Given the special ability of comics to graphically describe emotions, states of mind and the human drama that often unfolds during illness, many of these ‘stories’ now find a place in medical and nursing curricula of the U.S.

For instance, Michael Green, a member of the Graphic Medicine collective, teaches a course called ‘Graphic Storytelling and Medical Narratives’ for fourth-year medical students at Penn State College of Medicine. Not only does he ask his students to read graphic medical narratives but he also encourages them to sketch their own experiences as medical students to improve their core doctoring skills.
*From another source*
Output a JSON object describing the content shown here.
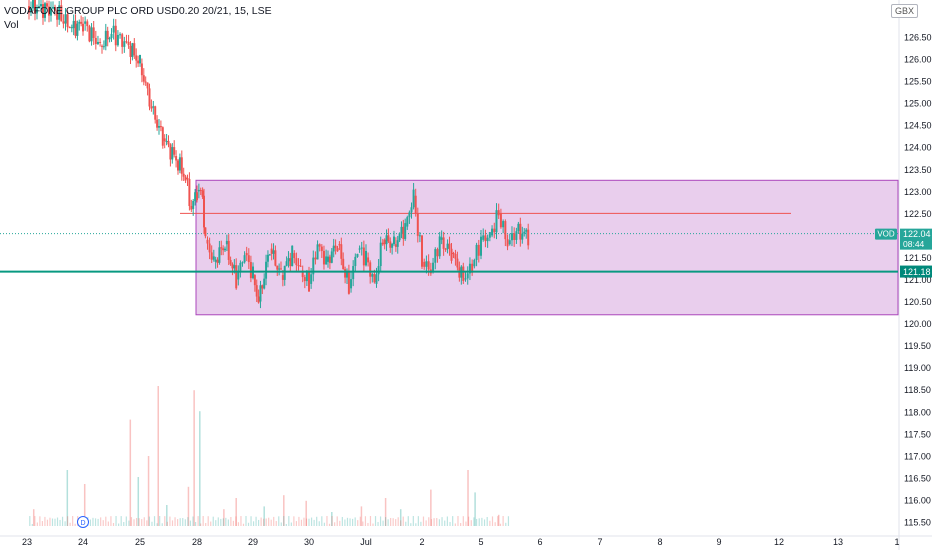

Given the fraught relationship between doctors and patients in our country and the increasing erosion of patients’ trust in private medical centres, it may be a good idea to produce such comics and teach medical graphics here. Encouragingly enough, Grassroots Comics, which uses the medium of comics to educate people on social issues, especially in areas of low literacy, had conducted a comics workshop with doctors in Delhi’s All India Institute of Medical Sciences (IIMS) last year to highlight different aspects of doctor-patient dynamics.

The authors are affiliated to the National Institute of Technology, Tiruchi.